The API has changed slightly to cope with this; whereas previously there was just a single Driver class, now the primary interface is the Device class. Driver still exists, and holds the CDLL reference, as well as supporting device enumeration and providing backwards compatibility.

(As an aside, using ftdi_usb_find_all was (not) fun - it sets a pointer to pointer which is then used to traverse a linked list. Trivial in C, an hour of frustration in ctypes. Anyway, I got there in the end).

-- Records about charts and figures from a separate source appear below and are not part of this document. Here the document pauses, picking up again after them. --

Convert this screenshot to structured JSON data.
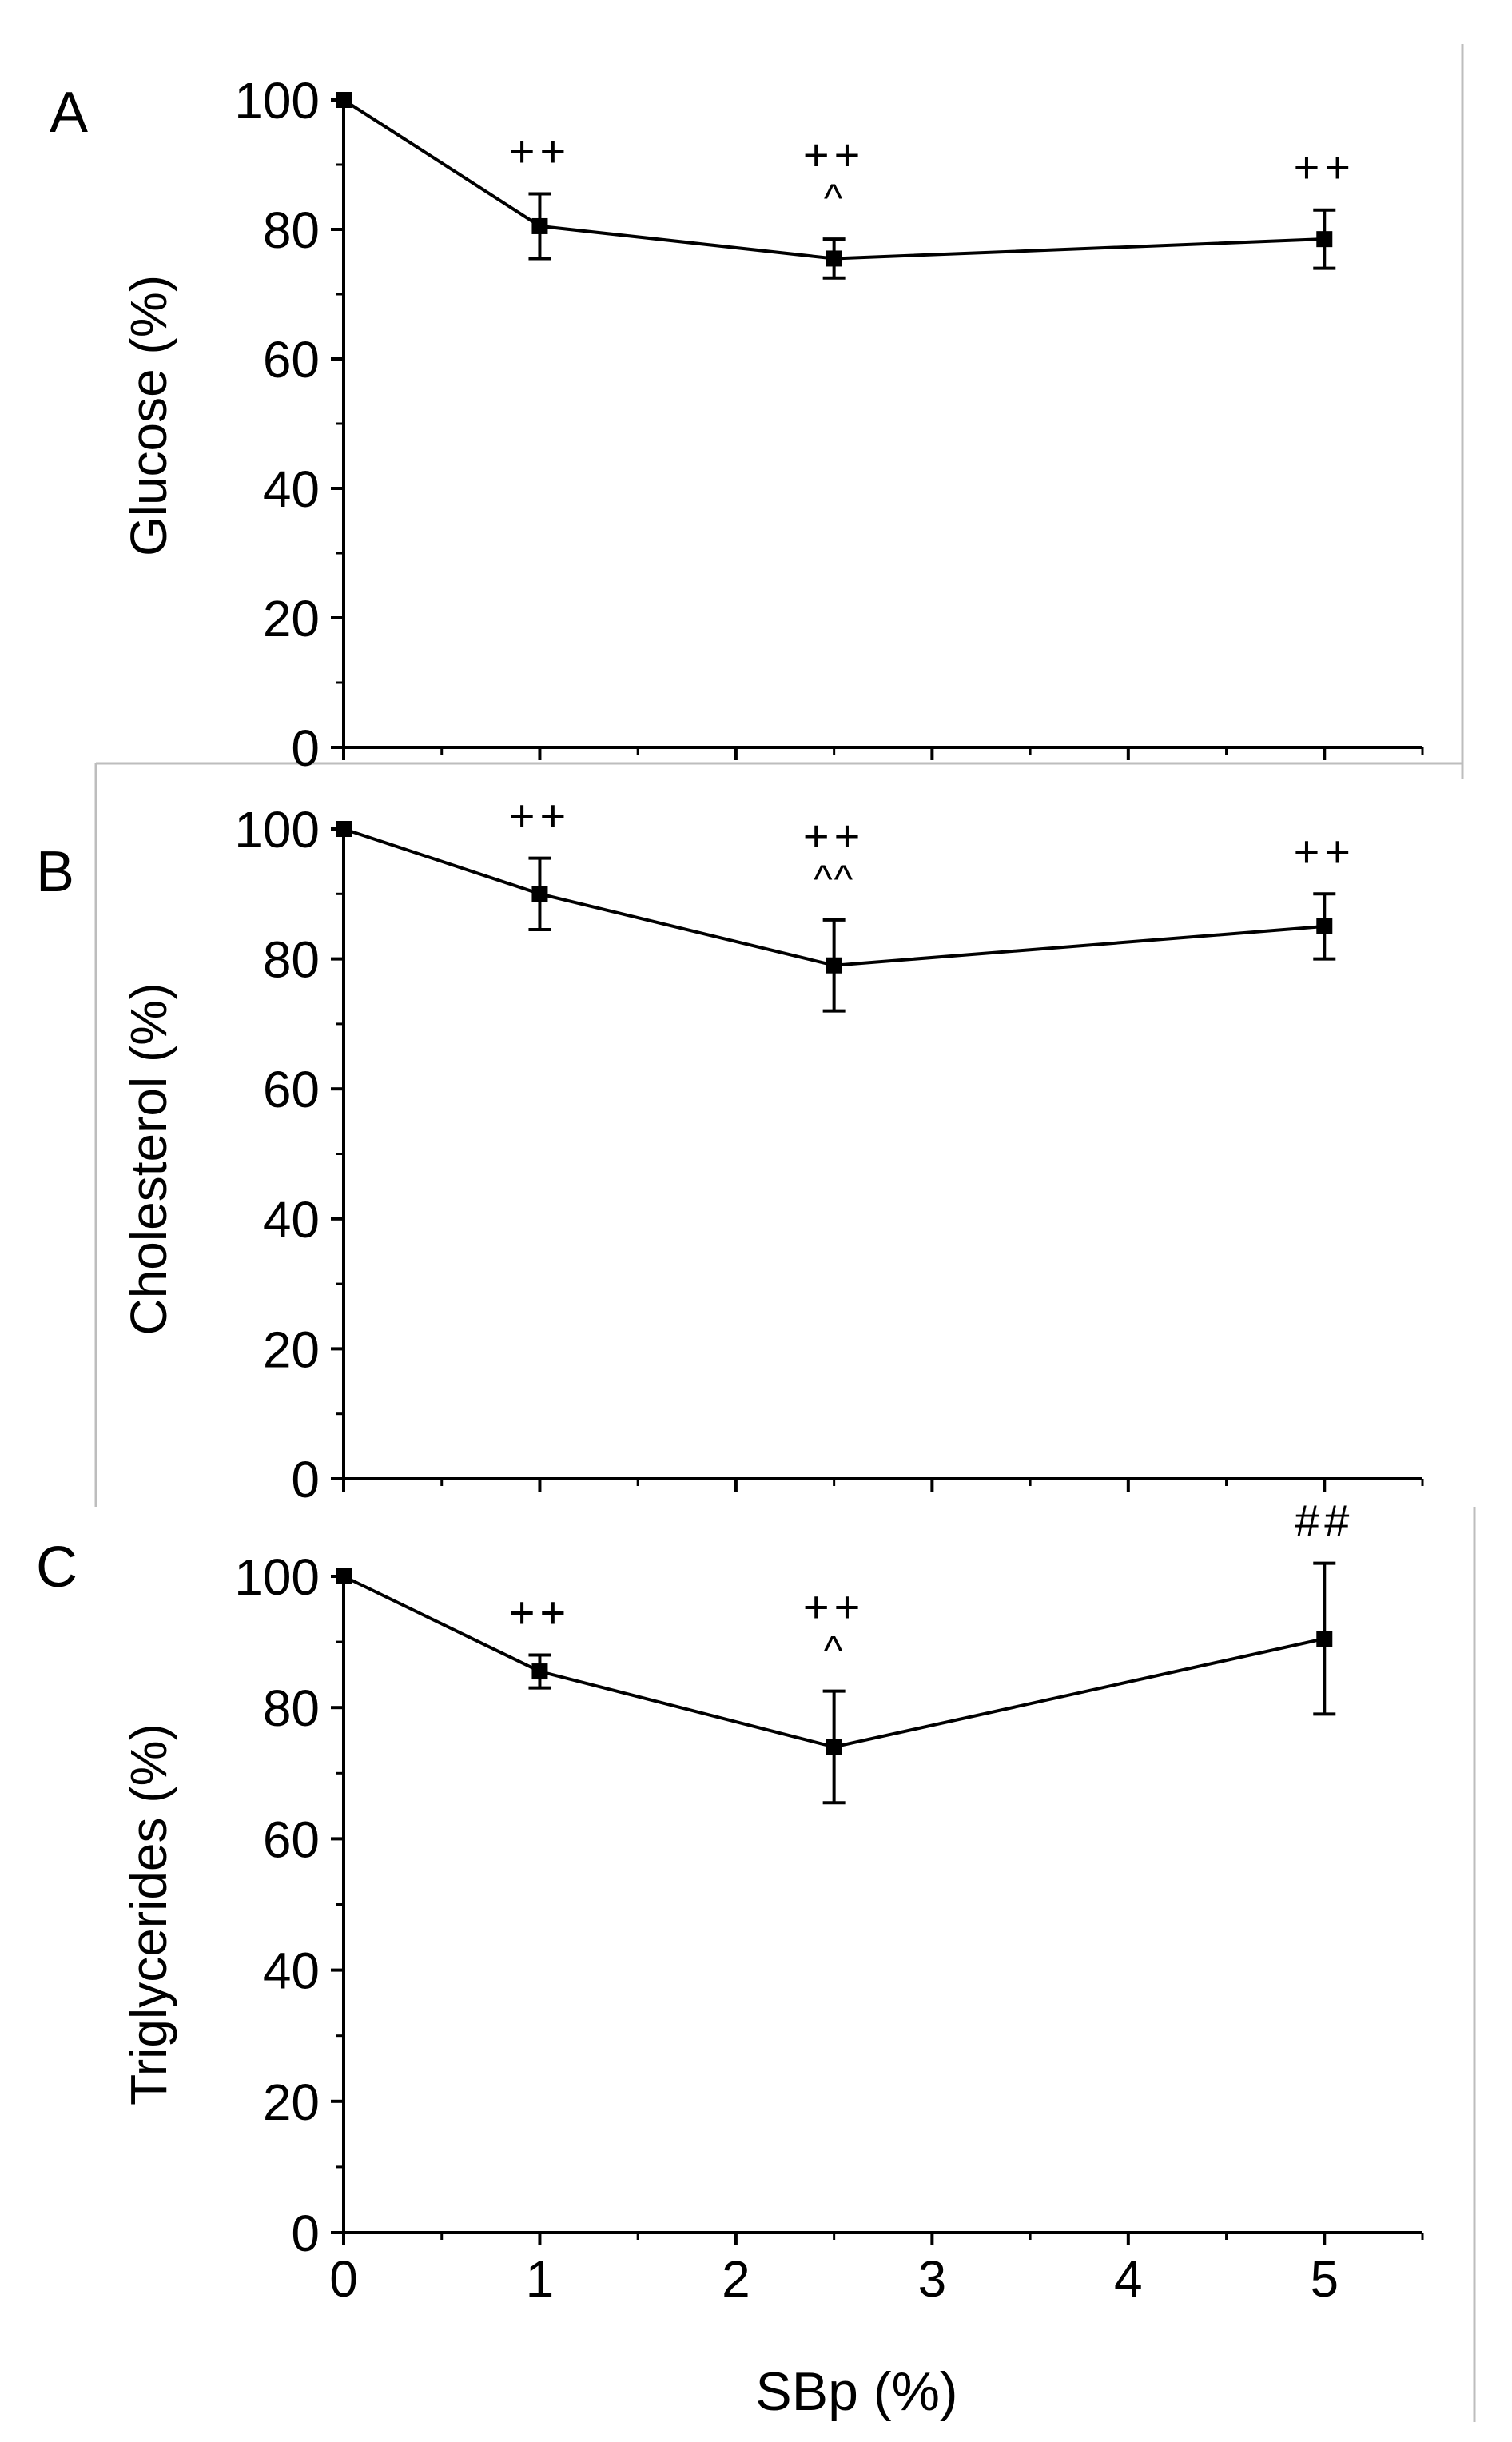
{
  "figure": {
    "xlabel": "SBp (%)",
    "colors": {
      "line": "#000000",
      "frame": "#bdbdbd",
      "background": "#ffffff"
    }
  },
  "chart_data": [
    {
      "panel": "A",
      "type": "line",
      "title": "",
      "ylabel": "Glucose (%)",
      "xlabel": "",
      "x": [
        0,
        1,
        2.5,
        5
      ],
      "values": [
        100,
        80.5,
        75.5,
        78.5
      ],
      "error": [
        0,
        5,
        3,
        4.5
      ],
      "annotations": [
        {
          "x": 1,
          "labels": [
            "++"
          ]
        },
        {
          "x": 2.5,
          "labels": [
            "++",
            "^"
          ]
        },
        {
          "x": 5,
          "labels": [
            "++"
          ]
        }
      ],
      "ylim": [
        0,
        100
      ],
      "yticks": [
        0,
        20,
        40,
        60,
        80,
        100
      ],
      "xlim": [
        0,
        5.5
      ],
      "xticks": [
        0,
        1,
        2,
        3,
        4,
        5
      ],
      "show_xtick_labels": false
    },
    {
      "panel": "B",
      "type": "line",
      "title": "",
      "ylabel": "Cholesterol (%)",
      "xlabel": "",
      "x": [
        0,
        1,
        2.5,
        5
      ],
      "values": [
        100,
        90,
        79,
        85
      ],
      "error": [
        0,
        5.5,
        7,
        5
      ],
      "annotations": [
        {
          "x": 1,
          "labels": [
            "++"
          ]
        },
        {
          "x": 2.5,
          "labels": [
            "++",
            "^^"
          ]
        },
        {
          "x": 5,
          "labels": [
            "++"
          ]
        }
      ],
      "ylim": [
        0,
        100
      ],
      "yticks": [
        0,
        20,
        40,
        60,
        80,
        100
      ],
      "xlim": [
        0,
        5.5
      ],
      "xticks": [
        0,
        1,
        2,
        3,
        4,
        5
      ],
      "show_xtick_labels": false
    },
    {
      "panel": "C",
      "type": "line",
      "title": "",
      "ylabel": "Triglycerides (%)",
      "xlabel": "SBp (%)",
      "x": [
        0,
        1,
        2.5,
        5
      ],
      "values": [
        100,
        85.5,
        74,
        90.5
      ],
      "error": [
        0,
        2.5,
        8.5,
        11.5
      ],
      "annotations": [
        {
          "x": 1,
          "labels": [
            "++"
          ]
        },
        {
          "x": 2.5,
          "labels": [
            "++",
            "^"
          ]
        },
        {
          "x": 5,
          "labels": [
            "##"
          ]
        }
      ],
      "ylim": [
        0,
        100
      ],
      "yticks": [
        0,
        20,
        40,
        60,
        80,
        100
      ],
      "xlim": [
        0,
        5.5
      ],
      "xticks": [
        0,
        1,
        2,
        3,
        4,
        5
      ],
      "show_xtick_labels": true
    }
  ]
}
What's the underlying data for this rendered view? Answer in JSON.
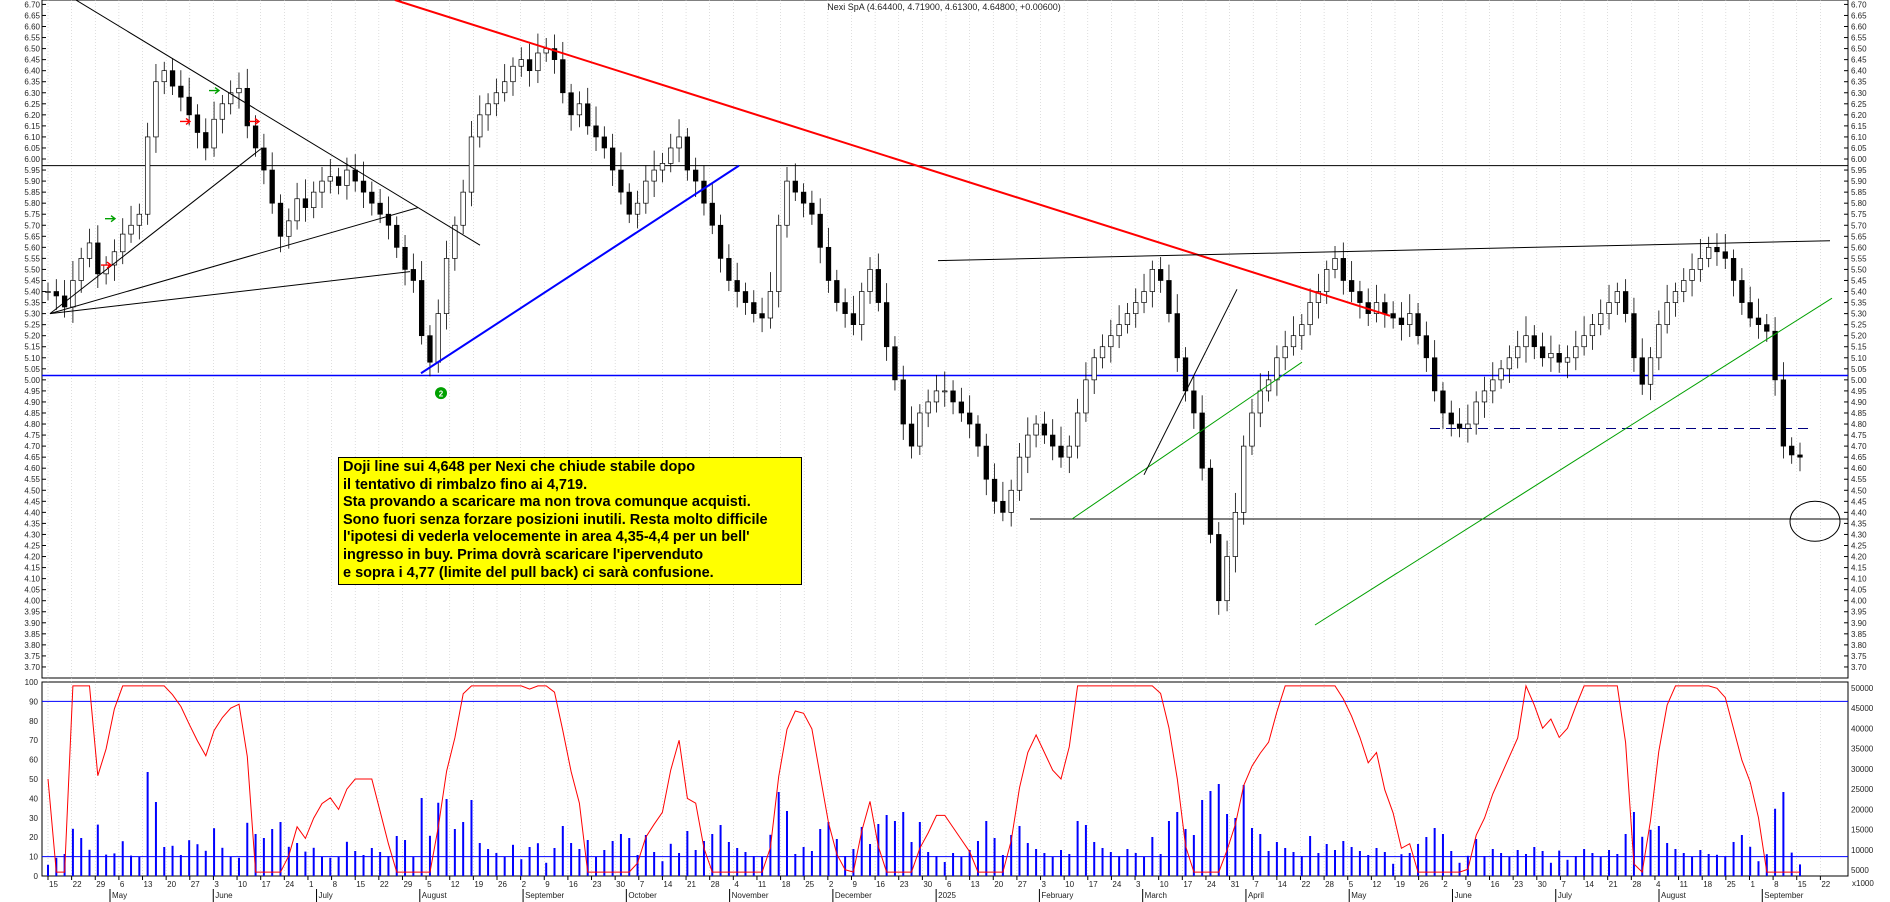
{
  "chart_data": [
    {
      "type": "candlestick",
      "title": "Nexi SpA (4.64400, 4.71900, 4.61300, 4.64800, +0.00600)",
      "ylim": [
        3.65,
        6.72
      ],
      "yticks": [
        "6.70",
        "6.65",
        "6.60",
        "6.55",
        "6.50",
        "6.45",
        "6.40",
        "6.35",
        "6.30",
        "6.25",
        "6.20",
        "6.15",
        "6.10",
        "6.05",
        "6.00",
        "5.95",
        "5.90",
        "5.85",
        "5.80",
        "5.75",
        "5.70",
        "5.65",
        "5.60",
        "5.55",
        "5.50",
        "5.45",
        "5.40",
        "5.35",
        "5.30",
        "5.25",
        "5.20",
        "5.15",
        "5.10",
        "5.05",
        "5.00",
        "4.95",
        "4.90",
        "4.85",
        "4.80",
        "4.75",
        "4.70",
        "4.65",
        "4.60",
        "4.55",
        "4.50",
        "4.45",
        "4.40",
        "4.35",
        "4.30",
        "4.25",
        "4.20",
        "4.15",
        "4.10",
        "4.05",
        "4.00",
        "3.95",
        "3.90",
        "3.85",
        "3.80",
        "3.75",
        "3.70"
      ],
      "xticks_days": [
        "15",
        "22",
        "29",
        "6",
        "13",
        "20",
        "27",
        "3",
        "10",
        "17",
        "24",
        "1",
        "8",
        "15",
        "22",
        "29",
        "5",
        "12",
        "19",
        "26",
        "2",
        "9",
        "16",
        "23",
        "30",
        "7",
        "14",
        "21",
        "28",
        "4",
        "11",
        "18",
        "25",
        "2",
        "9",
        "16",
        "23",
        "30",
        "6",
        "13",
        "20",
        "27",
        "3",
        "10",
        "17",
        "24",
        "3",
        "10",
        "17",
        "24",
        "31",
        "7",
        "14",
        "22",
        "28",
        "5",
        "12",
        "19",
        "26",
        "2",
        "9",
        "16",
        "23",
        "30",
        "7",
        "14",
        "21",
        "28",
        "4",
        "11",
        "18",
        "25",
        "1",
        "8",
        "15",
        "22"
      ],
      "xticks_months": [
        "May",
        "June",
        "July",
        "August",
        "September",
        "October",
        "November",
        "December",
        "2025",
        "February",
        "March",
        "April",
        "May",
        "June",
        "July",
        "August",
        "September"
      ],
      "horizontal_levels": [
        5.97,
        5.02,
        4.78,
        4.37
      ],
      "level_colors": {
        "resistance": "#000000",
        "support_blue": "#0000ff",
        "pullback_dashed": "#000080",
        "target": "#000000"
      },
      "trendline_colors": {
        "red": "#ff0000",
        "blue": "#0000ff",
        "green": "#00a000",
        "black": "#000000"
      },
      "close_series": [
        5.4,
        5.38,
        5.33,
        5.45,
        5.55,
        5.62,
        5.48,
        5.52,
        5.58,
        5.66,
        5.7,
        5.75,
        6.1,
        6.35,
        6.4,
        6.33,
        6.28,
        6.2,
        6.12,
        6.05,
        6.18,
        6.25,
        6.3,
        6.32,
        6.15,
        6.05,
        5.95,
        5.8,
        5.65,
        5.72,
        5.82,
        5.78,
        5.85,
        5.9,
        5.92,
        5.88,
        5.95,
        5.9,
        5.85,
        5.8,
        5.75,
        5.7,
        5.6,
        5.5,
        5.45,
        5.2,
        5.08,
        5.3,
        5.55,
        5.7,
        5.85,
        6.1,
        6.2,
        6.25,
        6.3,
        6.35,
        6.42,
        6.45,
        6.4,
        6.48,
        6.5,
        6.45,
        6.3,
        6.2,
        6.25,
        6.15,
        6.1,
        6.05,
        5.95,
        5.85,
        5.75,
        5.8,
        5.9,
        5.95,
        5.98,
        6.05,
        6.1,
        5.95,
        5.9,
        5.8,
        5.7,
        5.55,
        5.45,
        5.4,
        5.35,
        5.3,
        5.28,
        5.4,
        5.7,
        5.9,
        5.85,
        5.8,
        5.75,
        5.6,
        5.45,
        5.35,
        5.3,
        5.25,
        5.4,
        5.5,
        5.35,
        5.15,
        5.0,
        4.8,
        4.7,
        4.85,
        4.9,
        4.95,
        4.95,
        4.9,
        4.85,
        4.8,
        4.7,
        4.55,
        4.45,
        4.4,
        4.5,
        4.65,
        4.75,
        4.8,
        4.75,
        4.7,
        4.65,
        4.7,
        4.85,
        5.0,
        5.1,
        5.15,
        5.2,
        5.25,
        5.3,
        5.35,
        5.4,
        5.5,
        5.45,
        5.3,
        5.1,
        4.95,
        4.85,
        4.6,
        4.3,
        4.0,
        4.2,
        4.4,
        4.7,
        4.85,
        4.95,
        5.0,
        5.1,
        5.15,
        5.2,
        5.25,
        5.35,
        5.4,
        5.5,
        5.55,
        5.45,
        5.4,
        5.35,
        5.3,
        5.35,
        5.3,
        5.28,
        5.25,
        5.3,
        5.2,
        5.1,
        4.95,
        4.85,
        4.8,
        4.78,
        4.8,
        4.9,
        4.95,
        5.0,
        5.05,
        5.1,
        5.15,
        5.2,
        5.15,
        5.1,
        5.12,
        5.08,
        5.1,
        5.15,
        5.2,
        5.25,
        5.3,
        5.35,
        5.4,
        5.3,
        5.1,
        4.98,
        5.1,
        5.25,
        5.35,
        5.4,
        5.45,
        5.5,
        5.55,
        5.6,
        5.58,
        5.55,
        5.45,
        5.35,
        5.28,
        5.25,
        5.22,
        5.0,
        4.7,
        4.66,
        4.65
      ]
    },
    {
      "type": "line+bar",
      "ylim": [
        0,
        100
      ],
      "yticks_left": [
        "100",
        "90",
        "80",
        "70",
        "60",
        "50",
        "40",
        "30",
        "20",
        "10",
        "0"
      ],
      "yticks_right": [
        "50000",
        "45000",
        "40000",
        "35000",
        "30000",
        "25000",
        "20000",
        "15000",
        "10000",
        "5000"
      ],
      "right_axis_unit": "x1000",
      "levels": [
        90,
        10
      ],
      "oscillator_color": "#ff0000",
      "volume_color": "#0000ff"
    }
  ],
  "annotation": {
    "lines": [
      "Doji line sui 4,648 per Nexi che chiude stabile dopo",
      "il tentativo di rimbalzo fino ai 4,719.",
      "Sta provando a scaricare ma non trova comunque acquisti.",
      "Sono fuori senza forzare posizioni inutili. Resta molto difficile",
      "l'ipotesi di vederla velocemente in area 4,35-4,4 per un bell'",
      "ingresso in buy. Prima dovrà scaricare l'ipervenduto",
      "e sopra i 4,77 (limite del pull back) ci sarà confusione."
    ]
  },
  "marker_label": "2"
}
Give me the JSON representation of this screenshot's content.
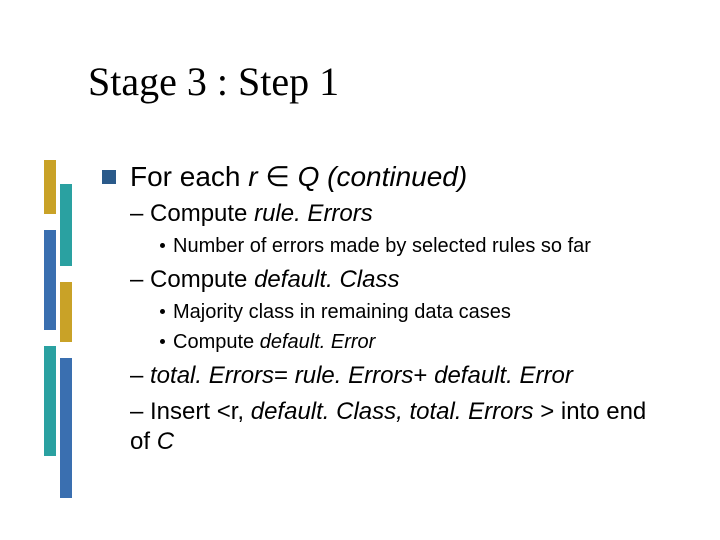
{
  "colors": {
    "text": "#000000",
    "bullet_square": "#2a5a8a",
    "bullet_dot": "#000000",
    "decor_gold": "#c9a227",
    "decor_teal": "#2aa1a1",
    "decor_blue": "#3a6fb0",
    "decor_white": "#ffffff",
    "background": "#ffffff"
  },
  "title": {
    "text": "Stage 3 : Step 1",
    "style": "font-size:40px; color:#000000;"
  },
  "bullets": {
    "square_style": "background:#2a5a8a;",
    "dot_style": "background:#000000;"
  },
  "body": {
    "lvl1_style": "font-size:28px; color:#000000;",
    "lvl2_style": "font-size:24px; color:#000000; line-height:1.25;",
    "lvl3_style": "font-size:20px; color:#000000; line-height:1.3;",
    "l1": {
      "part1": "For each ",
      "part2": "r ",
      "part3": "∈ ",
      "part4": "Q (continued)"
    },
    "l2a": {
      "dash": "– ",
      "p1": "Compute ",
      "p2": "rule. Errors"
    },
    "l3a": "Number of errors made by selected rules so far",
    "l2b": {
      "dash": "– ",
      "p1": "Compute ",
      "p2": "default. Class"
    },
    "l3b": "Majority class in remaining data cases",
    "l3c": {
      "p1": "Compute ",
      "p2": "default. Error"
    },
    "l2c": {
      "dash": "– ",
      "p1": "total. Errors",
      "p2": "= ",
      "p3": "rule. Errors",
      "p4": "+ ",
      "p5": "default. Error"
    },
    "l2d": {
      "dash": "– ",
      "p1": "Insert <r, ",
      "p2": "default. Class, total. Errors ",
      "p3": "> into end of ",
      "p4": "C"
    }
  },
  "decor": {
    "bars": [
      {
        "style": "left:0px;  top:0px;   height:54px; background:#c9a227;"
      },
      {
        "style": "left:16px; top:24px;  height:82px; background:#2aa1a1;"
      },
      {
        "style": "left:0px;  top:70px;  height:100px; background:#3a6fb0;"
      },
      {
        "style": "left:16px; top:122px; height:60px; background:#c9a227;"
      },
      {
        "style": "left:0px;  top:186px; height:110px; background:#2aa1a1;"
      },
      {
        "style": "left:16px; top:198px; height:140px; background:#3a6fb0;"
      }
    ]
  }
}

>>> from pylibftdi import Device
>>> import time
>>> # make some noise
>>> with Device('FTE4FFVQ', mode='b') as midi_dev:
...     midi_dev.baudrate = 31250
...     for count in range(3):
...         midi_dev.write(b'\x90\x3f\x7f')
...         time.sleep(0.5)
...         midi_dev.write(b'\x90\x3f\x00')
...         time.sleep(0.25)

Both Device() and BitBangDevice take device_id as the (optional) first parameter to select the target device. If porting from an earlier version, one of the first changes is probably to use named parameters for options when instantiating these classes. My intention is that device_id will always be the first parameter, but the order and number of subsequent parameters could change.

Another change is that Devices are now opened implicitly on instantiation unless told not to (see the docstrings). Previously the Driver class only opened automatically when used as a context manager. There is no harm in opening devices multiple times though - subsequent open()s have no effect.

I've also finally figured out that I need to set long_description in to get documentation to appear on the PyPI front page. After all, without docs, it doesn't exist.

It's only been a few days since 0.6, but I wanted to get this release out - I think it is a big improvement since 0.5, and It'll probably be a while till the next release. In the mean time, I'll try and get a vaguely useful example going - which will probably involve MIDI and an LCD...

Sunday 6 February 2011

pylibftdi 0.6 released: now with Python 3 goodness

pylibftdi 0.6 has been out the door and onto PyPI for the last few days, but I'm only just getting round to blogging about it. It's basically some minor work for Python 3 compatibility - the same code now works on both Python 2 (2.6/2.7) and Python 3. This means support for Python 2.5 has been dropped (due to use of bytearray/bytes types). I can always add it back in if people shout.

Other than trivially fixing a print statement to be a function call, the main change required was the expected bytes/string issue. The driver also gains a couple of parameters; mode = 't' ('t':text, 'b':binary) and encoding = 'latin1'.

In binary mode (the default - so no user code changes are required for this release), read() and write() take and return instances of type bytes. For text mode, write() will take either bytes/bytearray, or a string which it will encode with the given driver encoding, and read() will return a string. I've set the default to be latin1 rather than using utf-8 as it is an equivalence mapping over the first 256 code points.

Coming soon...

I've started work on 0.7 - the main feature of which is support for multiple devices. I had a few problems getting the right ctypes incantations to follow the linked-list which ftdi_usb_find_all sets, but that's sorted now. The bigger issue is that it really needs a split between driver and device, which could cause the API to change. I'm thinking of various ways to keep existing code working, and will probably go for something like:

  • 0.7 - set pylibftdi.SUPPORT_MULTIPLE to True to use new API / support multiple devices
  • 0.8 - set pylibftdi.SUPPORT_MULTIPLE to False to use old API / only support a single device / get a deprecation warning
  • 0.9 - SUPPORT_MULTIPLE no longer used; old API disappears.

So 0.7 is all about multiple device support, 0.8 will probably be support for Windows (supporting D2XX, for example), and 0.9 (or maybe just 1.0) will be a tidy-up / bug-fix / improve docs release. In parallel with all of this I'm writing some test code which will gradually bring this side of things up-to-standard. I'm not allowing myself to do a 1.0 release without decent testing & docs. All that will probably take a two months; I only get a couple of hours a week looking at this. But it could be sooner - or later.

pylibftdi 0.7 should be out in within a week or so, and I'll elaborate more then, hence the lack of any examples here. I'm on the case!